Then Chris Jacobs had walked out of the woods. Half dead, no memory, and miles from the underground bunker.

 

His boss had nearly blown a gasket. But when he learned of the boy’s brain damage, he relaxed a bit. At that point, he grilled Gerald on the fates of the other children and then relaxed a bit more.

 

Gerald had been crazy to hang on to the two boys for as long as he did, but they’d fueled his soul in a way that adults never did.

 

Now Jamie Jacobs was proving to be a challenge.

 

He watched the line of vehicles snaking through the drive-through, reliving the events of that morning. Jamie was the type of woman who made men turn around and watch as she walked by. He hadn’t been with a woman in over a month now, and he could still feel the silkiness of her skin from this morning. He shifted in his seat.

 

He needed to get laid.

 

He had a list of phone numbers of women who weren’t too expensive. Damn it. Every woman on that list belonged in Walmart, and he was craving Saks Fifth Avenue.

 

Gerald’s phone vibrated in his car console. He popped it open and scowled at the screen. Already? He’s asking for an update already?
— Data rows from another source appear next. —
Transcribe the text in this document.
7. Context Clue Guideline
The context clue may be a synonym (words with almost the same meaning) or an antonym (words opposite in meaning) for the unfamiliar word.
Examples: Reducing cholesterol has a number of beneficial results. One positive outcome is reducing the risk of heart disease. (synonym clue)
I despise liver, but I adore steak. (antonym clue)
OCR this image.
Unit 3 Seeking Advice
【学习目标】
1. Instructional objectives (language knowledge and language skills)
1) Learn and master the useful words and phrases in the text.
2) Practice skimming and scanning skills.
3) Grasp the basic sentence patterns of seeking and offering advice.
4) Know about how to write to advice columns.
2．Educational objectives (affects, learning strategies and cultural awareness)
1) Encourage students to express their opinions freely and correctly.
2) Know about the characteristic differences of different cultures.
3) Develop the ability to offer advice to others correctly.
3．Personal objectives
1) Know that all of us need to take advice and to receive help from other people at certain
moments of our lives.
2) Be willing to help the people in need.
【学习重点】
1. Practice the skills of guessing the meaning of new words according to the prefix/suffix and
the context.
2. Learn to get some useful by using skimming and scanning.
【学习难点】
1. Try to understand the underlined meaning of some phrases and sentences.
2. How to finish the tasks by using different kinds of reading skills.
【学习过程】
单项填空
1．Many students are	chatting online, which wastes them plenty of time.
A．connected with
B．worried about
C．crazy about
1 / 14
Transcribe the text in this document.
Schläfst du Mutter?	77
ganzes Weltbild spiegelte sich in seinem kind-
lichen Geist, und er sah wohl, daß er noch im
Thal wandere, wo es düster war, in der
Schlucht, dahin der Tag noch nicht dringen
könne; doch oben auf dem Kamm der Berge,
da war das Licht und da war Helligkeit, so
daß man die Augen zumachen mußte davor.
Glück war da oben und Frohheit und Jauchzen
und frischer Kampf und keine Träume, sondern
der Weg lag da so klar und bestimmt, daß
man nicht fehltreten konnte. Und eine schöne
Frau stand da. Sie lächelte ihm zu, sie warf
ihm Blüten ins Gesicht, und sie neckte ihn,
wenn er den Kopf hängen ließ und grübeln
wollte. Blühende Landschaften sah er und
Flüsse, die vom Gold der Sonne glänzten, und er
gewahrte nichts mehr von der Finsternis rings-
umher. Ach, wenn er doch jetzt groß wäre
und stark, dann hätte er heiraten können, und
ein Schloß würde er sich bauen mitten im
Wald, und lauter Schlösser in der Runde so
Shit. He hit the green button.

 

“Yeah.”

 

“What the fuck happened this morning? What did you do? There are cops crawling all over the Jacobs house.”

 

Gerald’s chest tightened. An adult bully. Gerald overlooked it because he knew it meant his boss was sweating a bit. And he liked the pleasure from putting his boss in that situation.

 

He had control. Not his boss.

 

“I was looking for a lead on her brother. You knew that. I didn’t expect her to come home so fast. She might have got a bit banged up on my way out.”

 

He wasn’t about to mention that the woman had neatly handed his ass to him.

 

“What’d you find?”

 

“I’ve got a stack of paperwork and mail to look through. A couple of address books, too.” He lied.

 

“I got something that’ll work a bit faster for you.”

 

“Like what?”

 

“Michael Brody, a reporter, is showing an unnatural interest in Jamie Jacobs.”

 

“I figured he was watching the story pretty close because of his brother, but you mean a personal interest in the woman?” Gerald’s gut twisted in an odd way. Something about Brody and Jamie together didn’t sit right with him.

 

“Exactly. A personal interest. And I know this guy. When he’s got his nose deep in a story, nothing gets in his way. He’s gonna dig until he unearths Chris Jacobs.”

 

“You want me to wait and follow him?”

 

“See? You’re smart. That’s why I hired you. Other than the one big fuck-up way back, you usually pull things through.”

 

Gerald swallowed the bitter words he wanted to hurl at the man. “You know me best, boss.”

 

“Damn right. And don’t ever forget I own your ass.”

 

Ditto.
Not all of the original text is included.